In the 1980s and much of the 90s the Biscuits could drop in obscure references knowing that fans would need to ask their mates what it meant or remain befuddled. Now, all you need do is search Google. So what exactly is Urbex or buskins of mottled cordovan? Who is Anthony Power or Chicory Tip? And where exactly is Haverfordwest and why is it named so? Do I even care? That, perhaps, is the entire point.

‘Rogation Sunday’, meanwhile, reveals how a man finds a curious note from his other half that brings a double-whammy of bad news:

“I came downstairs and found your note / The greater knapweed near the mugwort by the buckthorn tree is dying / P.S. Yes, I have left you”
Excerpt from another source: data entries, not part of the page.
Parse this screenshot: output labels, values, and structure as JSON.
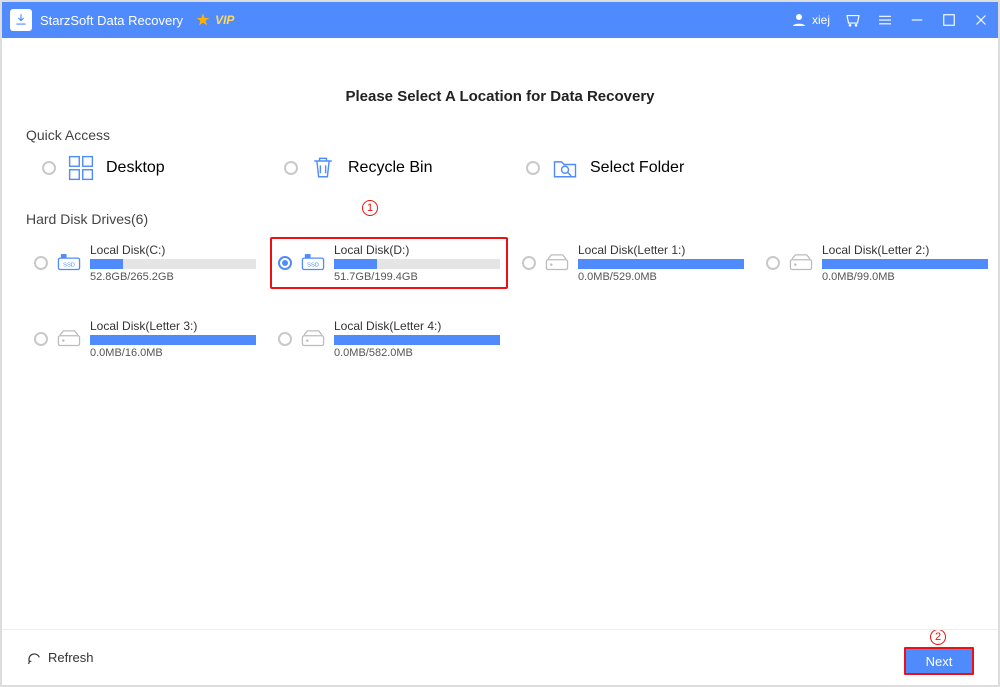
{
  "titlebar": {
    "app_name": "StarzSoft Data Recovery",
    "vip_label": "VIP",
    "username": "xiej"
  },
  "page_title": "Please Select A Location for Data Recovery",
  "quick_access": {
    "label": "Quick Access",
    "items": [
      {
        "label": "Desktop"
      },
      {
        "label": "Recycle Bin"
      },
      {
        "label": "Select Folder"
      }
    ]
  },
  "drives_section": {
    "label": "Hard Disk Drives(6)"
  },
  "drives": [
    {
      "name": "Local Disk(C:)",
      "usage": "52.8GB/265.2GB",
      "fill": 20,
      "type": "ssd",
      "selected": false
    },
    {
      "name": "Local Disk(D:)",
      "usage": "51.7GB/199.4GB",
      "fill": 26,
      "type": "ssd",
      "selected": true
    },
    {
      "name": "Local Disk(Letter 1:)",
      "usage": "0.0MB/529.0MB",
      "fill": 100,
      "type": "hdd-dim",
      "selected": false
    },
    {
      "name": "Local Disk(Letter 2:)",
      "usage": "0.0MB/99.0MB",
      "fill": 100,
      "type": "hdd-dim",
      "selected": false
    },
    {
      "name": "Local Disk(Letter 3:)",
      "usage": "0.0MB/16.0MB",
      "fill": 100,
      "type": "hdd-dim",
      "selected": false
    },
    {
      "name": "Local Disk(Letter 4:)",
      "usage": "0.0MB/582.0MB",
      "fill": 100,
      "type": "hdd-dim",
      "selected": false
    }
  ],
  "footer": {
    "refresh": "Refresh",
    "next": "Next"
  },
  "annotations": {
    "one": "①",
    "two": "②"
  }
}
The preamble to all this merriment and mirth ‘I’m Getting Buried in the Morning’, is the tale of a murderer about to meet his maker, and who wonders how he’ll be remembered (not fondly obviously). Our anti-hero cheers that: “Yeah, I’m getting frazzled in the morning/ So get me to the chair on time,” sung in the manner of that ol’ cockney classic ‘Get Me To The Church On Time’.

The music is a varied mash of standard rock and indie-pop, sometimes grating, often enthralling, as on ‘Awkward Sean’, a personal favourite due to the breezy pace it takes. The narrator wonders what has happened to his old pal and tries to find out from others who knew him. Some say he died a long time ago, some say he’s alive in a small town in Pembrokeshire, west Wales (hello Haverfordwest!). We discover that Sean was a little bit different: while his mates liked the flamboyant footballers such as Best, Pele and Cruyff he was an admirer of more functional German players. In the pubs: “We would play pool/ He would arrange beer mats into a tower.” 

Amongst the jollity and scornful mocking, The Voltarol Years does contain some bleakness, as on ‘Big Man Upfront’ where another ratbag hits his dog cos he’s “hard as nails” and crashes his car but survives – “I cursed the airbag when I heard” bemoans our storyteller.

The Voltarol Years won’t be picked up by global radio, trend on Spotify or be listed in the Top 75 Albums of the Year by Mojo magazine. They don’t even try to go beyond their fanbase nowadays, and never really did – after all they eschewed a TV appearance that could’ve boosted their profile in the 80s to instead see local side Tranmere Rovers. But, in age of increasing cultural tediousness and AI-generated music, bands such as Half Man Half Biscuit are needed more than ever. “What side of the indie war were you on Grandad? I was on the side of Tess of the Dormobiles, lad”.